Laskaris hatte eine Escort-Agentur,
deren Dienste auch österreichische Parlamentarier in Anspruch nahmen.

„Auch Robbie Williams hat die Dienste meiner Mädchen in Anspruch genommen“, betont der Wiener Zuhälter stolz. (FOTO: Igor Ripak)
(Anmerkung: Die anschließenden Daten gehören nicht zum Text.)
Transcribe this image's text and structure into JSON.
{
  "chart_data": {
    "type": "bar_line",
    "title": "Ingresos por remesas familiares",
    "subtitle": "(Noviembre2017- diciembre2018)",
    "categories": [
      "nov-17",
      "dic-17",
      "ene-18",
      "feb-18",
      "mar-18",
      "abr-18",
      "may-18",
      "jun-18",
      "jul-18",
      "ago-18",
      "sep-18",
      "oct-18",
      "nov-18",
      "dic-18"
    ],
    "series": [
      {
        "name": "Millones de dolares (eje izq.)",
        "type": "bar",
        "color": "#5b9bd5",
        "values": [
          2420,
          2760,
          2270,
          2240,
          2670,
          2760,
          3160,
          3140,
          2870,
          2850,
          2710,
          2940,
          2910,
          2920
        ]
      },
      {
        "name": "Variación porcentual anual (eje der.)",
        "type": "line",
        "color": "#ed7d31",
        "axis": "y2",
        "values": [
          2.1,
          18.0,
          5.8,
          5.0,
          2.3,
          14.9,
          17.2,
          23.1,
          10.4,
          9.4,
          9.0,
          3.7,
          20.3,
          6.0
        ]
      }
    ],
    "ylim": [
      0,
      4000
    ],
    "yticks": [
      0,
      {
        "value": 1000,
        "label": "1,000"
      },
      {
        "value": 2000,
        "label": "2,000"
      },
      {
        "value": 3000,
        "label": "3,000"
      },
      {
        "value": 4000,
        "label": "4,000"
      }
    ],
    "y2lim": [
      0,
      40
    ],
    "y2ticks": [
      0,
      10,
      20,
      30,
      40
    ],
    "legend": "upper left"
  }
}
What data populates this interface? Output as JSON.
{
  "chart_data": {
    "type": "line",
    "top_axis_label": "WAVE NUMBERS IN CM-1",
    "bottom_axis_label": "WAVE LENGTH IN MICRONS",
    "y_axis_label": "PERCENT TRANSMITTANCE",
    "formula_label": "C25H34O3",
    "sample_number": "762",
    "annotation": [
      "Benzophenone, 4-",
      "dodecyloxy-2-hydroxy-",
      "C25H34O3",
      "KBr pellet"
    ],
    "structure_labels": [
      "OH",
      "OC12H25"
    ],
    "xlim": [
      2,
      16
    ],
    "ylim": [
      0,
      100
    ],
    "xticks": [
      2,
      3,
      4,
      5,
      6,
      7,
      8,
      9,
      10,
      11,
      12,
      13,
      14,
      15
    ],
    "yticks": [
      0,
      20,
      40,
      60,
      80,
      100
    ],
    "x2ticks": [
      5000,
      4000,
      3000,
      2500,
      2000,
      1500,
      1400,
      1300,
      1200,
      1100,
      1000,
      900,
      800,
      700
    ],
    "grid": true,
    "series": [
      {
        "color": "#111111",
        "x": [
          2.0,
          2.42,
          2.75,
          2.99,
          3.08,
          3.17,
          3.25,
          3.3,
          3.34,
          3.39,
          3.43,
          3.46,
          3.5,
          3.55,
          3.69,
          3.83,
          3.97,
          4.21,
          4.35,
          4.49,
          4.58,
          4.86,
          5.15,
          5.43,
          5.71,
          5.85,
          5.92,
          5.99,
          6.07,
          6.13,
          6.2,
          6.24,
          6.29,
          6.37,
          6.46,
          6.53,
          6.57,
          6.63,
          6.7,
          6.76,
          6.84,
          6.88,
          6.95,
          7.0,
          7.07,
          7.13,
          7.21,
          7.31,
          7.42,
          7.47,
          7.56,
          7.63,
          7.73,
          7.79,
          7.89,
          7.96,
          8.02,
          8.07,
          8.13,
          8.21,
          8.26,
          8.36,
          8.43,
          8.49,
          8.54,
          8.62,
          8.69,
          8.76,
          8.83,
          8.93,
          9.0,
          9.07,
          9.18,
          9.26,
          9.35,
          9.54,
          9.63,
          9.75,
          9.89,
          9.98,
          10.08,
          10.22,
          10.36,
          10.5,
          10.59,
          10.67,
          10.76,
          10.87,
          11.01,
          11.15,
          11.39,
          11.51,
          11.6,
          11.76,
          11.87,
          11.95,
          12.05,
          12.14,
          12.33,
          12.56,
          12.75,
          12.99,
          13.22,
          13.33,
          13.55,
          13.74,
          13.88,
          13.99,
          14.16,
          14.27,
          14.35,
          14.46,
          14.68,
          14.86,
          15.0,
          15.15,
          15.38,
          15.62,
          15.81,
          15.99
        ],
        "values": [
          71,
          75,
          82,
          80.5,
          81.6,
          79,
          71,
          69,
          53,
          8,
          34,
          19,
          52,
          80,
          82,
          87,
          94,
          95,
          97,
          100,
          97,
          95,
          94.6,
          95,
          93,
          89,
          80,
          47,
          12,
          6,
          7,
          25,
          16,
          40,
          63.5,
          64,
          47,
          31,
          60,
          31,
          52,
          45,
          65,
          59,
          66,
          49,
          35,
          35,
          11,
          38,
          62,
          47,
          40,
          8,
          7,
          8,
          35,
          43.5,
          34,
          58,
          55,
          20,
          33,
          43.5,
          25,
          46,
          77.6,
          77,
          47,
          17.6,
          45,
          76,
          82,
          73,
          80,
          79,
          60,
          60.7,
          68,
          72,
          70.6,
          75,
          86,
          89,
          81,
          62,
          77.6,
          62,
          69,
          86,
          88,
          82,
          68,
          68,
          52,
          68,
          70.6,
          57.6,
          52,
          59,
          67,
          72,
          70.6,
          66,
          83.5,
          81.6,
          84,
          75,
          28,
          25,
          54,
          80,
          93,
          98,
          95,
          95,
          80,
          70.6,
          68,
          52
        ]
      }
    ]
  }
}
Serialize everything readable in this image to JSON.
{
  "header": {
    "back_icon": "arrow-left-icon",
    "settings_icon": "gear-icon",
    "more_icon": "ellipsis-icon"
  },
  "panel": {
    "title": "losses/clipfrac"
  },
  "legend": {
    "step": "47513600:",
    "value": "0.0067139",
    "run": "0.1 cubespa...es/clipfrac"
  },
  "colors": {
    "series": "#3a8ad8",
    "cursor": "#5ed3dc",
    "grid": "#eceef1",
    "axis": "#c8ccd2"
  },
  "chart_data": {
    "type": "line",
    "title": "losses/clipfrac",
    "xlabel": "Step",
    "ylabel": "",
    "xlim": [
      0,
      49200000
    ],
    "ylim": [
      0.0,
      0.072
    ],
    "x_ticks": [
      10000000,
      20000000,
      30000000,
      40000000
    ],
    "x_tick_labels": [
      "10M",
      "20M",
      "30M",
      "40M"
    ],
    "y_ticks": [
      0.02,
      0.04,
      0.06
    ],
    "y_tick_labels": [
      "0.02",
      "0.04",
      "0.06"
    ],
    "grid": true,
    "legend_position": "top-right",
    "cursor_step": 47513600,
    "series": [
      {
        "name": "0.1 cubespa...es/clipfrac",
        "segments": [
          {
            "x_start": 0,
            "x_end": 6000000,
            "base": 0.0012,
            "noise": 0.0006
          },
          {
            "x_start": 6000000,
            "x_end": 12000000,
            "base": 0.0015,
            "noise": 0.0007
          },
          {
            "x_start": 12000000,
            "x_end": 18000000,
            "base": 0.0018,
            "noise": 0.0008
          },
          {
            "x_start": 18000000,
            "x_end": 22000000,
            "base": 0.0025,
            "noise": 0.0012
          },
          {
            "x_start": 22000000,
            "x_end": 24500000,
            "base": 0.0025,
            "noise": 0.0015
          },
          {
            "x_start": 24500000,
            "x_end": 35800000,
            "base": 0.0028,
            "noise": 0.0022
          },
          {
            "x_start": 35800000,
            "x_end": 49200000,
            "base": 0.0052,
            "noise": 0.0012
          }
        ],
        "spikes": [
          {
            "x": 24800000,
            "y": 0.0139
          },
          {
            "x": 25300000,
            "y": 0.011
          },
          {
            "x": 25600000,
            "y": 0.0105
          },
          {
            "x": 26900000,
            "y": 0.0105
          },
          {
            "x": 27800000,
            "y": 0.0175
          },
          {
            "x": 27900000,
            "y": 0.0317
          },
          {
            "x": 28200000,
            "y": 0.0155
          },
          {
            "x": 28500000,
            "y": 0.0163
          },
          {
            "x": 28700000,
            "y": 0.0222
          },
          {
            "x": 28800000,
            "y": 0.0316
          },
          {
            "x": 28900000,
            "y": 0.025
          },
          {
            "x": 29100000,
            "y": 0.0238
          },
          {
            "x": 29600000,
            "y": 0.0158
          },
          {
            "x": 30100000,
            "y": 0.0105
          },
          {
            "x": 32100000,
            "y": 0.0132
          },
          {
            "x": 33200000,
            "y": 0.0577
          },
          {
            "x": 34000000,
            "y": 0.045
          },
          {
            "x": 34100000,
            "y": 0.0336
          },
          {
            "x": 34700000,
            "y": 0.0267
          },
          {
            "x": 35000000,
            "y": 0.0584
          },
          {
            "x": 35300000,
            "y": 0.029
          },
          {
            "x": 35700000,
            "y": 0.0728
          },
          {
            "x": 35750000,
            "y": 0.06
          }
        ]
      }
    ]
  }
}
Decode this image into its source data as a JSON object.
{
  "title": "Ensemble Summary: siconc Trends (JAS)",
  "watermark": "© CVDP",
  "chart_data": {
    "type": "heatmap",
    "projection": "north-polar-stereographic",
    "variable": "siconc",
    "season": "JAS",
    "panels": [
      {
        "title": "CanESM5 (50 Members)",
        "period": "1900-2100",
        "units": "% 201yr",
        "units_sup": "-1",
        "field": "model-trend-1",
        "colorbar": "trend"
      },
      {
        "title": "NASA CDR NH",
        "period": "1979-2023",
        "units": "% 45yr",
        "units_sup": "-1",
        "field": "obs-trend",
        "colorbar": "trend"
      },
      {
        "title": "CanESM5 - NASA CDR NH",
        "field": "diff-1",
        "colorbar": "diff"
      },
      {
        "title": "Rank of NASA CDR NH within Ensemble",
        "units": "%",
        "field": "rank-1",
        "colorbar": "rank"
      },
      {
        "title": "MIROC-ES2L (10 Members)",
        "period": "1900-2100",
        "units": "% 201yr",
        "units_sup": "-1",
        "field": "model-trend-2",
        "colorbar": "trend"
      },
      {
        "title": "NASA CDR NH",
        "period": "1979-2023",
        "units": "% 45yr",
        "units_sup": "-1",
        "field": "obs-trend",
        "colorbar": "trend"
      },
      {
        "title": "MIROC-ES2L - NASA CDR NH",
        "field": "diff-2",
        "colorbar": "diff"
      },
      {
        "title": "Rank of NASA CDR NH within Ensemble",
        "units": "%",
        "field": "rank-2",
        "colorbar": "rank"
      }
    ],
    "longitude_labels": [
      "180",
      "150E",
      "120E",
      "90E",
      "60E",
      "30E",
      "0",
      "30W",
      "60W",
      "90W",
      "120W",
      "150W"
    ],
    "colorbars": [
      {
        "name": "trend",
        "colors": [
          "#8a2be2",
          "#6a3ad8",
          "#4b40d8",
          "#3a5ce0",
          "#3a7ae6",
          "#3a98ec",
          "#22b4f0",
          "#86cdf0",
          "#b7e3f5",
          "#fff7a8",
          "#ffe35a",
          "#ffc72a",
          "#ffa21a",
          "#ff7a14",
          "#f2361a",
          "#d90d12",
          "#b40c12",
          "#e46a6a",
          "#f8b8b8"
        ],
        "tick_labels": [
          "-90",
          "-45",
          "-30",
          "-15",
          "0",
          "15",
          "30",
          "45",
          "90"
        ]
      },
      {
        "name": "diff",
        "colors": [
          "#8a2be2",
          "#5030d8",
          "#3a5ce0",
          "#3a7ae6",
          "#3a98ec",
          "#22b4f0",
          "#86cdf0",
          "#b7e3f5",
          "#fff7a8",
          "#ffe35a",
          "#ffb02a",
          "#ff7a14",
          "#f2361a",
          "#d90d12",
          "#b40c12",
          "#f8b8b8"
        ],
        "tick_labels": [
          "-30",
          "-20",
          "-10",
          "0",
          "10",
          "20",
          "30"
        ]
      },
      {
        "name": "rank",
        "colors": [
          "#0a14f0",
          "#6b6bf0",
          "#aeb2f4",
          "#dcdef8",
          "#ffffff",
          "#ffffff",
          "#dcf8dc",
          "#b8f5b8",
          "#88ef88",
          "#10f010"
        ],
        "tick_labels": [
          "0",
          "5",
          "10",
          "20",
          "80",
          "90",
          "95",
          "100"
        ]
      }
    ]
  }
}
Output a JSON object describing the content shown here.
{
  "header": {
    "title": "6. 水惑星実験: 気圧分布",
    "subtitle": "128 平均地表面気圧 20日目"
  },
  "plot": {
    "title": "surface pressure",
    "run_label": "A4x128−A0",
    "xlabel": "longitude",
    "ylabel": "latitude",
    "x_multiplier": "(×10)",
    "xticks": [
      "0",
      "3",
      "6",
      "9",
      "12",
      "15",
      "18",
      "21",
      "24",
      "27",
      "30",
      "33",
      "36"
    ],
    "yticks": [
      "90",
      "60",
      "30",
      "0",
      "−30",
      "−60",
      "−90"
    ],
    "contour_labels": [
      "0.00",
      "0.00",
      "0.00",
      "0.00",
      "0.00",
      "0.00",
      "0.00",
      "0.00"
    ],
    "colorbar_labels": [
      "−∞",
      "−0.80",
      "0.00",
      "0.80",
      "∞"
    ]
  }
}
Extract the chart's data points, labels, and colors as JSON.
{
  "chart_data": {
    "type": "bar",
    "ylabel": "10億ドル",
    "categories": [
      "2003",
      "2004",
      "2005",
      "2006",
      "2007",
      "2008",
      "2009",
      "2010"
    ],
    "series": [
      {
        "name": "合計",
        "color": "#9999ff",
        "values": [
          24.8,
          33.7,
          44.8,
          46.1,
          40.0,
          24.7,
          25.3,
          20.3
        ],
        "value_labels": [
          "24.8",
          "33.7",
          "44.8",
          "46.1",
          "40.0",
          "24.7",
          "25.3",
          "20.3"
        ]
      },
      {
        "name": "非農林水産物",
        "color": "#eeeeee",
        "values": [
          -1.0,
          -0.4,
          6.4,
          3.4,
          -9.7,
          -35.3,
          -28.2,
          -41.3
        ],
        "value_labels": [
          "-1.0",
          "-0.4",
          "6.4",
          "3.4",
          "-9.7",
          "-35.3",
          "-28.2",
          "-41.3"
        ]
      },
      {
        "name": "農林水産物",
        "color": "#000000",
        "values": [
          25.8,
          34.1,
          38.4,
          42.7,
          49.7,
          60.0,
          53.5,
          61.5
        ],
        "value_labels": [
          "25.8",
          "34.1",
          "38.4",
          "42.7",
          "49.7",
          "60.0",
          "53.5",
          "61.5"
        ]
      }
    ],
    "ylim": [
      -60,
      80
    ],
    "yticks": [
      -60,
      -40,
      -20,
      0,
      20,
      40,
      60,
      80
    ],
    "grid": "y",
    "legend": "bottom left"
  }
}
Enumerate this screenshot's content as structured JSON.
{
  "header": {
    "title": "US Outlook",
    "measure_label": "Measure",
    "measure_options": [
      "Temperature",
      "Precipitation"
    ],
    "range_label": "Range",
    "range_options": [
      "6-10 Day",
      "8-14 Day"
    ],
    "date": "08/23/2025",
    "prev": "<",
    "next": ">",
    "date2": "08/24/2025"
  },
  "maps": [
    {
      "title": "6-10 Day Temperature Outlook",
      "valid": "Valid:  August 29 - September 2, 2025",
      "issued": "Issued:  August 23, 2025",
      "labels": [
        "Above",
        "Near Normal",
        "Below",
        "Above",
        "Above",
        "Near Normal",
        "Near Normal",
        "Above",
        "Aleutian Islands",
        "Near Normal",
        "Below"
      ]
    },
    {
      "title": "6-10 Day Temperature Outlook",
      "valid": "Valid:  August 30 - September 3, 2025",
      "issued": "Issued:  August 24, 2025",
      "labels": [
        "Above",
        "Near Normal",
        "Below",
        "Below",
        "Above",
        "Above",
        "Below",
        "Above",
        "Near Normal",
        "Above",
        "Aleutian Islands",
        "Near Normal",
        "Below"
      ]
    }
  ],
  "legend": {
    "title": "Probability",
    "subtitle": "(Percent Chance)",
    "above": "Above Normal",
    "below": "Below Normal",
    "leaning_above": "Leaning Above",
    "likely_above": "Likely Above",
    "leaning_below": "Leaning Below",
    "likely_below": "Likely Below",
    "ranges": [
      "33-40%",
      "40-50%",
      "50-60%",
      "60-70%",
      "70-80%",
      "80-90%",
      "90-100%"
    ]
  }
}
In der Rückschau, sagt er, war der Hauptgrund für den Zerfall des Gürtelsystems die Security-Firma Nokia-Club, die sich in „Notfällen“ um die Sicherheit der Clubs und der Prostituierten kümmerte, die allerdings auch begann, diese „Notfälle“ selber hervorzurufen. „Sie wollten den Gürtel von uns übernehmen, das war ein schmutziges Spiel“, fügt er hinzu. Ein anderer Grund war die Polizeireform, deren Ziel es seiner Meinung nach unter anderem war, das Prostitutionsmilieu in den Bordellen an einer der wichtigsten Wiener Verkehrsadern aufzulösen. Harald Hauke wurde damals unter der Anschuldigung verhaftet, er habe zwei Prostituierte „zum Analsex gezwungen“, was er bis heute bestreitet. Nachdem er drei Jahre im Gefängnis abgesessen hatte, kehrte Hauke zurück und begann, mit den korrupten Polizisten abzurechnen. Damals erschienen kompromittierende Bilder und Videoaufzeichnungen, aufgrund derer eine große Zahl von Polizisten suspendiert wurde, die in die Geschäfte der Rotlicht-Szene verstrickt gewesen waren.